Lastly, we aim to give community groups and public officials the information they need to win better service and hold transit managers accountable. At the Straphangers Campaign, we hear from many riders and neighborhood groups. Often they will say “Our line has got to be the worst.” Or “We must be on the most crowded line.” Or “Our line is much better than others.”

For riders and officials on lines receiving a poor level of service, our report will help them make the case for improvements, ranging from increases in service to major repairs. That’s not just a hope. In past years, we’ve seen riders on some of the worst lines demand and win improvements, such as on the B, N and 5 lines.

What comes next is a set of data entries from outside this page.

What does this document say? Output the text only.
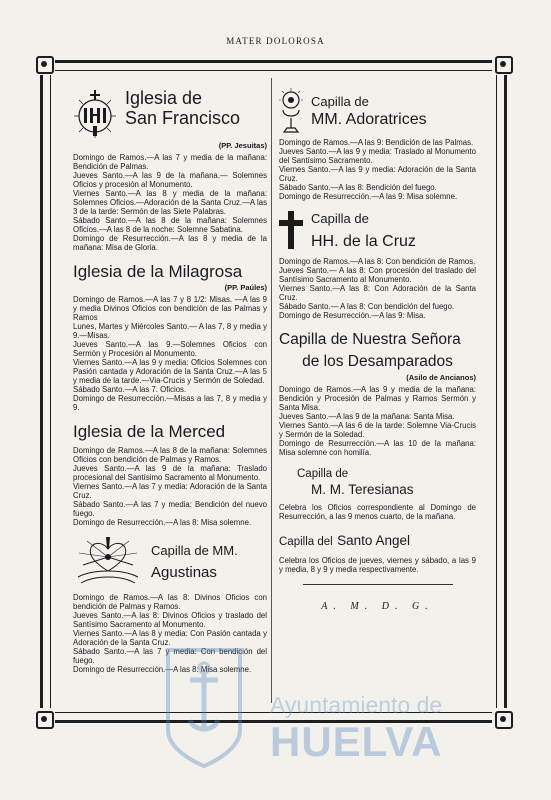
MATER DOLOROSA
Iglesia de
San Francisco
(PP. Jesuitas)

Domingo de Ramos.—A las 7 y media de la mañana: Bendición de Palmas.

Jueves Santo.—A las 9 de la mañana.— Solemnes Oficios y procesión al Monumento.

Viernes Santo.—A las 8 y media de la mañana: Solemnes Oficios.—Adoración de la Santa Cruz.—A las 3 de la tarde: Sermón de las Siete Palabras.

Sábado Santo.—A las 8 de la mañana: Solemnes Oficios.—A las 8 de la noche: Solemne Sabatina.

Domingo de Resurrección.—A las 8 y media de la mañana: Misa de Gloria.

Iglesia de la Milagrosa
(PP. Paúles)

Domingo de Ramos.—A las 7 y 8 1/2: Misas. —A las 9 y media Divinos Oficios con bendición de las Palmas y Ramos

Lunes, Martes y Miércoles Santo.— A las 7, 8 y media y 9.—Misas.

Jueves Santo.—A las 9.—Solemnes Oficios con Sermón y Procesión al Monumento.

Viernes Santo.—A las 9 y media: Oficios Solemnes con Pasión cantada y Adoración de la Santa Cruz.—A las 5 y media de la tarde.—Via-Crucis y Sermón de Soledad.

Sábado Santo.—A las 7. Oficios.

Domingo de Resurrección.—Misas a las 7, 8 y media y 9.

Iglesia de la Merced

Domingo de Ramos.—A las 8 de la mañana: Solemnes Oficios con bendición de Palmas y Ramos.

Jueves Santo.—A las 9 de la mañana: Traslado procesional del Santísimo Sacramento al Monumento.

Viernes Santo.—A las 7 y media: Adoración de la Santa Cruz.

Sábado Santo.—A las 7 y media: Bendición del nuevo fuego.

Domingo de Resurrección.—A las 8: Misa solemne.

Capilla de MM.
Agustinas

Domingo de Ramos.—A las 8: Divinos Oficios con bendición de Palmas y Ramos.

Jueves Santo.—A las 8: Divinos Oficios y traslado del Santísimo Sacramento al Monumento.

Viernes Santo.—A las 8 y media: Con Pasión cantada y Adoración de la Santa Cruz.

Sábado Santo.—A las 7 y media: Con bendición del fuego.

Domingo de Resurrección.—A las 8: Misa solemne.

Capilla de
MM. Adoratrices

Domingo de Ramos.—A las 9: Bendición de las Palmas.

Jueves Santo.—A las 9 y media: Traslado al Monumento del Santísimo Sacramento.

Viernes Santo.—A las 9 y media: Adoración de la Santa Cruz.

Sábado Santo.—A las 8: Bendición del fuego.

Domingo de Resurrección.—A las 9: Misa solemne.

Capilla de
HH. de la Cruz

Domingo de Ramos.—A las 8: Con bendición de Ramos.

Jueves Santo.— A las 8: Con procesión del traslado del Santísimo Sacramento al Monumento.

Viernes Santo.—A las 8: Con Adoración de la Santa Cruz.

Sábado Santo.— A las 8: Con bendición del fuego.

Domingo de Resurrección.—A las 9: Misa.

Capilla de Nuestra Señora
de los Desamparados
(Asilo de Ancianos)

Domingo de Ramos.—A las 9 y media de la mañana: Bendición y Procesión de Palmas y Ramos Sermón y Santa Misa.

Jueves Santo.—A las 9 de la mañana: Santa Misa.

Viernes Santo.—A las 6 de la tarde: Solemne Via-Crucis y Sermón de la Soledad.

Domingo de Resurrección.—A las 10 de la mañana: Misa solemne con homilía.

Capilla de
M. M. Teresianas

Celebra los Oficios correspondiente al Domingo de Resurrección, a las 9 menos cuarto, de la mañana.

Capilla del Santo Angel

Celebra los Oficios de jueves, viernes y sábado, a las 9 y media, 8 y 9 y media respectivamente.

A. M. D. G.
Ayuntamiento de
HUELVA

For those on better lines, the report will either highlight areas for improvement—or spark discussion on what constitutes decent service. For example, riders on the 7 — once the best line in the system — have pointed to the line’s slipping and won increased service.

New Yorkers who care about the city’s transit system can use this report to hold transit managers accountable. That is why each of the profiles of 22 lines contains the telephone number for the superintendent responsible for that line.

This report is part of a series of studies on subway and bus service. For example, in February, we issued our annual survey on payphone service in the subways and on the commuter lines. In March, we released our annual report on subway car cleanliness. In May, we issued an analysis of how bus service levels were lagging behind a continued growth in ridership.

Our plans call for continuing to issue field surveys of specific aspects of subway service, such as car announcements, car cleanliness and station pay telephones. In the fall, we will also issue our annual Pokey Awards on the slowest bus routes in the city.

Our reports can be found at www.straphangers.org/reports.html.

We hope that these efforts—combined with the concern and activism of many thousands of city transit riders—will win better subways and buses for New York City.